First, in today’s busy and high paced society I often find myself struggling with the idea of “entertaining” people in church. This article speaks to this, quoting something that Shane Claiborne said on Twitter: “We won’t lose students because we didn’t entertain them, we will lose them because we haven’t given the FULL gospel.” Did Jesus entertain people?
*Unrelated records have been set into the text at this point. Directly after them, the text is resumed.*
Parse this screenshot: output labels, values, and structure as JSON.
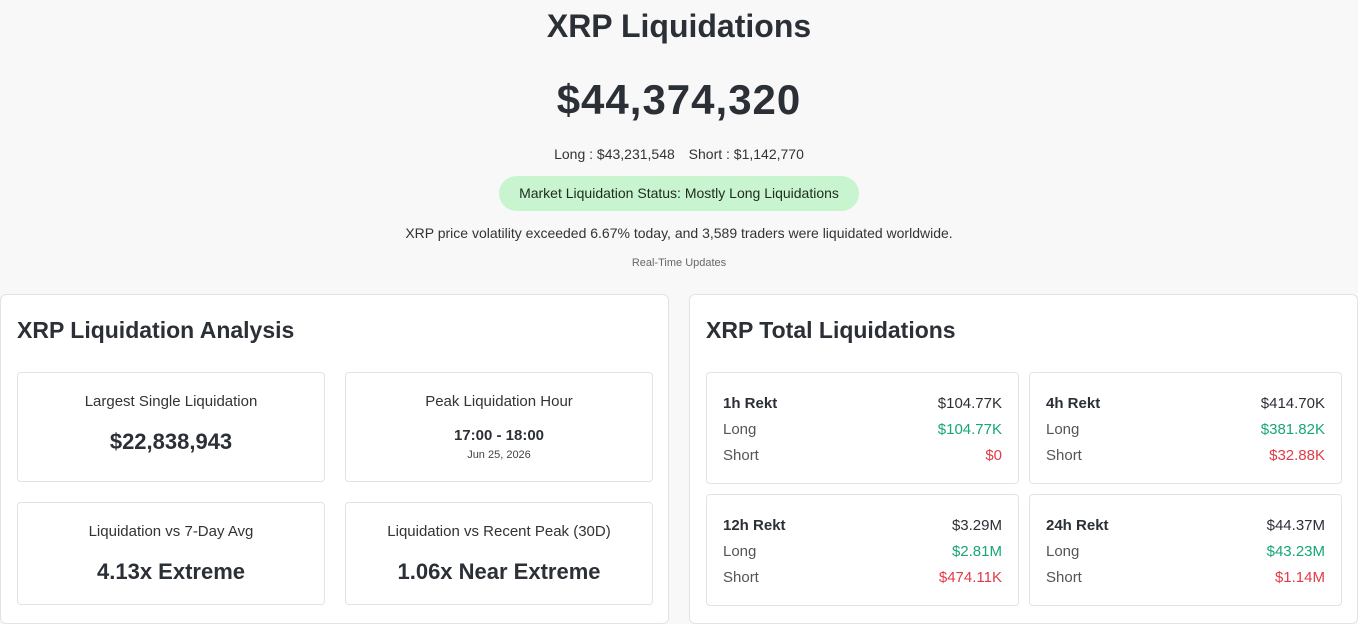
{
  "header": {
    "title": "XRP Liquidations",
    "total": "$44,374,320",
    "long": "Long : $43,231,548",
    "short": "Short : $1,142,770",
    "status": "Market Liquidation Status: Mostly Long Liquidations",
    "summary": "XRP price volatility exceeded 6.67% today, and 3,589 traders were liquidated worldwide.",
    "realtime": "Real-Time Updates"
  },
  "analysis": {
    "title": "XRP Liquidation Analysis",
    "largest_label": "Largest Single Liquidation",
    "largest_value": "$22,838,943",
    "peak_label": "Peak Liquidation Hour",
    "peak_time": "17:00 - 18:00",
    "peak_date": "Jun 25, 2026",
    "vs7_label": "Liquidation vs 7-Day Avg",
    "vs7_value": "4.13x Extreme",
    "vspeak_label": "Liquidation vs Recent Peak (30D)",
    "vspeak_value": "1.06x Near Extreme"
  },
  "totals": {
    "title": "XRP Total Liquidations",
    "long_label": "Long",
    "short_label": "Short",
    "cards": [
      {
        "label": "1h Rekt",
        "total": "$104.77K",
        "long": "$104.77K",
        "short": "$0"
      },
      {
        "label": "4h Rekt",
        "total": "$414.70K",
        "long": "$381.82K",
        "short": "$32.88K"
      },
      {
        "label": "12h Rekt",
        "total": "$3.29M",
        "long": "$2.81M",
        "short": "$474.11K"
      },
      {
        "label": "24h Rekt",
        "total": "$44.37M",
        "long": "$43.23M",
        "short": "$1.14M"
      }
    ]
  },
  "colors": {
    "long": "#17a57a",
    "short": "#e23a48",
    "status_bg": "#c8f5cf"
  }
}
Emanuel Swedenborg wrote the following about preachers who are deprived of their office in the spiritual world: “I afterward heard many reasons why those preachers were deprived of their office. I was told that the chief reason is, that they did not prepare their sermons from the Word and thus from the Spirit of God, but from their own rational light, and thus from their own spirit. They begin, indeed, as a prelude, with a text from the Word; but this they merely touch with their lips, and then abandon as tasteless, immediately selecting something savory from their own intelligence, which they roll about in their mouths and turn over upon their tongues as something delicious. Such is their teaching. It was said that as a consequence there was no more spirituality in their sermons than in the songs of birds, and that they were merely allegorical adornments, like wigs beautifully curled and powdered on bald heads.” (Swedenborg – True Christian Religion 810) What a great passage! Preachers especially seem to be in danger of developing an unhealthy need to “entertain”.
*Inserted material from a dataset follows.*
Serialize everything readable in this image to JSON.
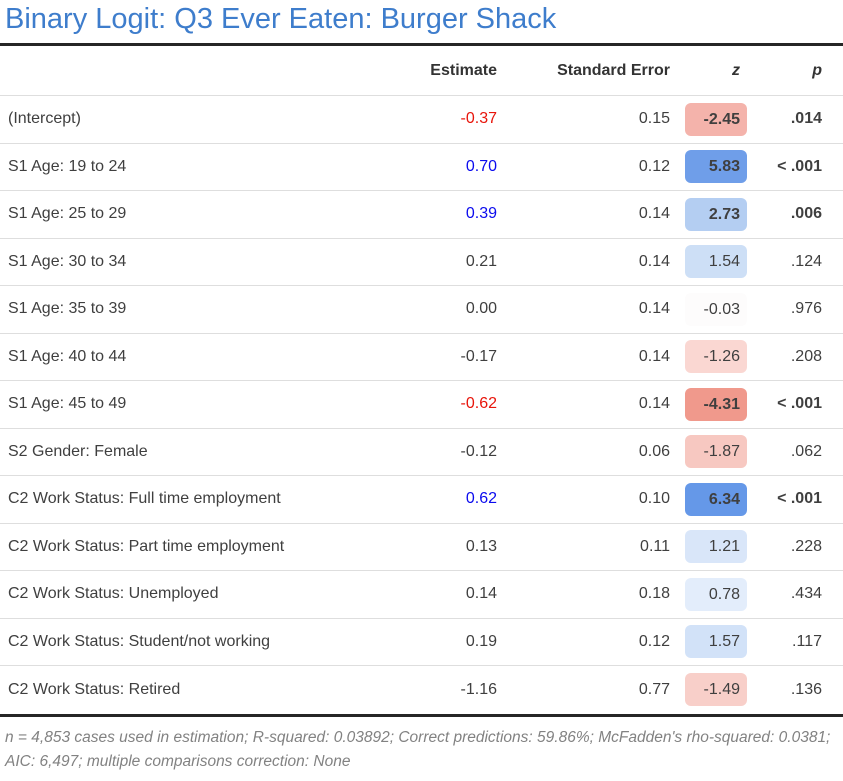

The other thing that struck me was Eugene Peterson’s comment, that one of the most serious threats to biblical preaching is, “pragmatic vocational embrace of American technology and consumerism that promised to rescue congregations from ineffective obscurity.” It’s true. Mr. Wilson ends his article with this related comment: “The obsession with measurable ‘results,’ the rebranded promise of some technique or strategy: Preachers are bombarded with this stuff every day (four keys to success, six marks of a healthy church, seven principles of growth). Many ignore it and get on with their work in “scripture, sermon, and sacrament.” Praise God for that.”
So how do we break away from this obsession? Person by person. I’ll start.